A DFL workflow was developed with 4 steps: registration, local computation, model update, and inspection. A total of 598 participants with acromegaly from Peking Union Medical College Hospital, and 120 participants from Xuanwu Hospital were enrolled. The cohort from Peking Union Medical College Hospital was further split into 5 centers. Nine clinical features were incorporated into ML-based models trained based on 4 algorithms: logistic regression (LR), gradient boosted decision tree, support vector machine (SVM), and deep neural network (DNN). The area under the curve of receiver operating characteristic curves was used to evaluate the performance of the models.

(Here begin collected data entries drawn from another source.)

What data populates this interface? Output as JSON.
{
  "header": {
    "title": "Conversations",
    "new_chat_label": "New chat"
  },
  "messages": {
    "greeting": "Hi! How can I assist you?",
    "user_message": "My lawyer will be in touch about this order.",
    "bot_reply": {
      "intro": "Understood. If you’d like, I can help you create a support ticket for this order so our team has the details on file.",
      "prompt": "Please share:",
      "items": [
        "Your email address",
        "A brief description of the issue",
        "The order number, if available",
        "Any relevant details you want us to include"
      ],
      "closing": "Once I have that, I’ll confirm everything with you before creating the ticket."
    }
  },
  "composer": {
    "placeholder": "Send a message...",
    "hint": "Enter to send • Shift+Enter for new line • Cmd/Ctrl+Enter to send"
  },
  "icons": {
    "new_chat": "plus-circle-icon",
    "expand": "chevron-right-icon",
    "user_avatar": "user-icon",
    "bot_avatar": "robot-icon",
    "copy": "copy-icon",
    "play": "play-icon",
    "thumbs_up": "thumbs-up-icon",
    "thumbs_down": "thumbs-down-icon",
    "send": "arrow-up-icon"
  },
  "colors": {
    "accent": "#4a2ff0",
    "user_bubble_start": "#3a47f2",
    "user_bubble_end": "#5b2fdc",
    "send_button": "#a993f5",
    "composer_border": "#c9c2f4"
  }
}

Models trained based on DFL workflow performed better than most models in LR (P < 0.05), all models in DNN, SVM, and gradient boosted decision tree (P < 0.05). Models trained on DFL workflow performed as powerful as models trained on centralized data in LR, DNN, and SVM (P > 0.05).

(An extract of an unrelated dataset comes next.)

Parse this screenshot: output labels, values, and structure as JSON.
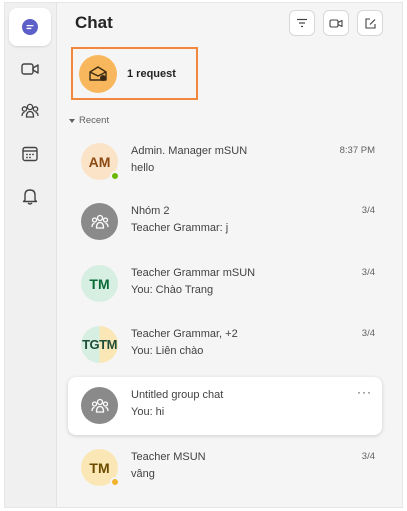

We demonstrate that the DFL workflow without data sharing should be a more appropriate method in ML tasks in multicentered studies. And the DFL workflow should be further exploited in clinical researches in other departments and it can encourage and facilitate multicentered studies.
去中心化联邦学习(DFL)可作为多中心研究中机器学习(ML)任务的有用框架,在不进行数据共享的情况下最大限度地利用临床数据。我们旨在提出多中心研究中用于ML任务的首个DFL工作流程,其效果可与使用集中式数据的工作流程相媲美。
开发了一个包含四个步骤的DFL工作流程:注册、本地计算、模型更新和检查。共纳入了来自北京协和医院的598例肢端肥大症患者以及来自宣武医院的120例患者。北京协和医院的队列进一步分为5个中心。将9种临床特征纳入基于4种算法训练的ML模型:逻辑回归(LR)、梯度提升决策树、支持向量机(SVM)和深度神经网络(DNN)。采用受试者操作特征曲线下面积来评估模型的性能。
基于DFL工作流程训练的模型在LR方面比大多数模型表现更好(P < 0.05),在DNN、SVM和梯度提升决策树方面比所有模型表现更好(P < 0.05)。在LR、DNN和SVM方面,基于DFL工作流程训练的模型与基于集中式数据训练的模型表现相当(P > 0.05)。
我们证明,在多中心研究的ML任务中,不进行数据共享的DFL工作流程应是一种更合适的方法。并且DFL工作流程应在其他科室的临床研究中进一步探索,它可以鼓励和促进多中心研究。